Low-carb diets should feature healthy unsaturated fats found in nuts and avocados, versus the fats found in processed meats. Individuals partaking in low-fat diets will want to rely on high-fiber foods including whole-grain bread and beans.
Excluding junk food and sugar-sweetened beverages will help against added calories with little nutritional benefit. Consuming lean meats, low-fat calcium-rich foods, and healthy servings of fruits and vegetables over comfort alternatives is a great start.
The CDC emphasizes that exercise can help extend life span and prevent diseases that come with obesity along with obesity itself. The U.S. Surgeon General recommends for adults 150 minutes of exercise per week and 60 minutes of play per day for children.

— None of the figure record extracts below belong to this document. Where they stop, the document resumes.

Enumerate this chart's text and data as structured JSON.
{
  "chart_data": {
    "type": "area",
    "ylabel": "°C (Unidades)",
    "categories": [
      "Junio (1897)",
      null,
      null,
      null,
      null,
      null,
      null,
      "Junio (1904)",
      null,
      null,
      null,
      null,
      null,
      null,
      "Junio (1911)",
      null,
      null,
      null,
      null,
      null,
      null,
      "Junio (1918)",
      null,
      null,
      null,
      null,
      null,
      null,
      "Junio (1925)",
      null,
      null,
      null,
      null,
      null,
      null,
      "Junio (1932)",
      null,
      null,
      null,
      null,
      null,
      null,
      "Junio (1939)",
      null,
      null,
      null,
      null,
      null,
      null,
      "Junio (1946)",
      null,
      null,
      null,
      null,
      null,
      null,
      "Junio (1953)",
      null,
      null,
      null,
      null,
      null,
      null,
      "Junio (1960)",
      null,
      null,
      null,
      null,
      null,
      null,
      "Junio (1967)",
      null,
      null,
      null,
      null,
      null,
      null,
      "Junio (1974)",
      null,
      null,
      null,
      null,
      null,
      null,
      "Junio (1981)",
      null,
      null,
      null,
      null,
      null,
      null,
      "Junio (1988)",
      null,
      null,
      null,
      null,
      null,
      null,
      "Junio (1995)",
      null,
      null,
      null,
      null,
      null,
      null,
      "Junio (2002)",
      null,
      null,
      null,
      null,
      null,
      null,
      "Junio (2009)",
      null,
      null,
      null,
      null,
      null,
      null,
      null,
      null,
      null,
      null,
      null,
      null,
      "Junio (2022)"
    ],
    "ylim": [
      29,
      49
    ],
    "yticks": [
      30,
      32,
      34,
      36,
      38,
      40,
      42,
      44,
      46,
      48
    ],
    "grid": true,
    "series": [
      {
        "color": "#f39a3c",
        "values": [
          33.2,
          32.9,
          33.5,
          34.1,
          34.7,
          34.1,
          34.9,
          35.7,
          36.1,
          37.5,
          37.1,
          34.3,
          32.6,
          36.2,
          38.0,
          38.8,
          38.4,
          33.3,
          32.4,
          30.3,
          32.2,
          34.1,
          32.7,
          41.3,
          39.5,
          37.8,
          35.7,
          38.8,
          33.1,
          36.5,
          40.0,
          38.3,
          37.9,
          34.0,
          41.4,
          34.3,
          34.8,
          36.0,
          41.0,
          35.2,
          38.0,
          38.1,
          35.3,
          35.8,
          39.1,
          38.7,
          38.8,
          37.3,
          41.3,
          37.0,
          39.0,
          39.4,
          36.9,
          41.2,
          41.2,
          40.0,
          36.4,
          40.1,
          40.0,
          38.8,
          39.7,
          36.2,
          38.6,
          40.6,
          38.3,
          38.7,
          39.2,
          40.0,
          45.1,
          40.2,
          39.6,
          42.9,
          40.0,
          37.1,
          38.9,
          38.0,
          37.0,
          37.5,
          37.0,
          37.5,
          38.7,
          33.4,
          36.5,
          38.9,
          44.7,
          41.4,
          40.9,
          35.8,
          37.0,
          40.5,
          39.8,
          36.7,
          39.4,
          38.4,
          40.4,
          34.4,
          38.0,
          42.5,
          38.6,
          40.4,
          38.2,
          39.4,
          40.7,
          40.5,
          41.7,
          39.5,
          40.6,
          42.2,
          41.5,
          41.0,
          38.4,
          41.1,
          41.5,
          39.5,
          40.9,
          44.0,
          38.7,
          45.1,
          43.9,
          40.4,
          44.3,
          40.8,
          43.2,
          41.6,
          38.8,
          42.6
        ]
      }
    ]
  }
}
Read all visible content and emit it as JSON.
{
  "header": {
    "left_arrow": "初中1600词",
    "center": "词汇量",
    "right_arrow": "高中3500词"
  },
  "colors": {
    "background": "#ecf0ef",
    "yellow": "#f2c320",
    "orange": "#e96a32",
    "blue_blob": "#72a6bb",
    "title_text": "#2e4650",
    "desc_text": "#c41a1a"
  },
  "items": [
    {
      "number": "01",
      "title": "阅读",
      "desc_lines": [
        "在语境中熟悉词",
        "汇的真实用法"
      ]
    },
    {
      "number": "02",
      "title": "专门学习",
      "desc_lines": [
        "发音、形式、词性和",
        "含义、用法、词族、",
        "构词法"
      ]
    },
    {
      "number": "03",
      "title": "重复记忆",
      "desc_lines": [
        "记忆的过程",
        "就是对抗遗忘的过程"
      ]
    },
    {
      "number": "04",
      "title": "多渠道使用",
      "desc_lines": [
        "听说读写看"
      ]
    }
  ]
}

The Physical Activity Guidelines for Americans from the U.S. Department of Health note increased health benefits when adults push the 300 minutes per week of moderate-intensity workouts. Also, at least two days of muscle-strengthing is recommended for adults.
When new to physical activity, it is important to start slow as injuries can occur. Stretching before and after physical activity can prevent injuries. Physical activity is a great compliment to individuals seeking results from dieting.
Moderate-intense activities include brisk walking, recreational swimming or water aerobics, yoga, and slow dancing to include a few. More vigorous activities involve running, competitive swimming, tough hikes, high-intensity interval training, and other workouts that increase the heart rate faster than slower forms of exercise.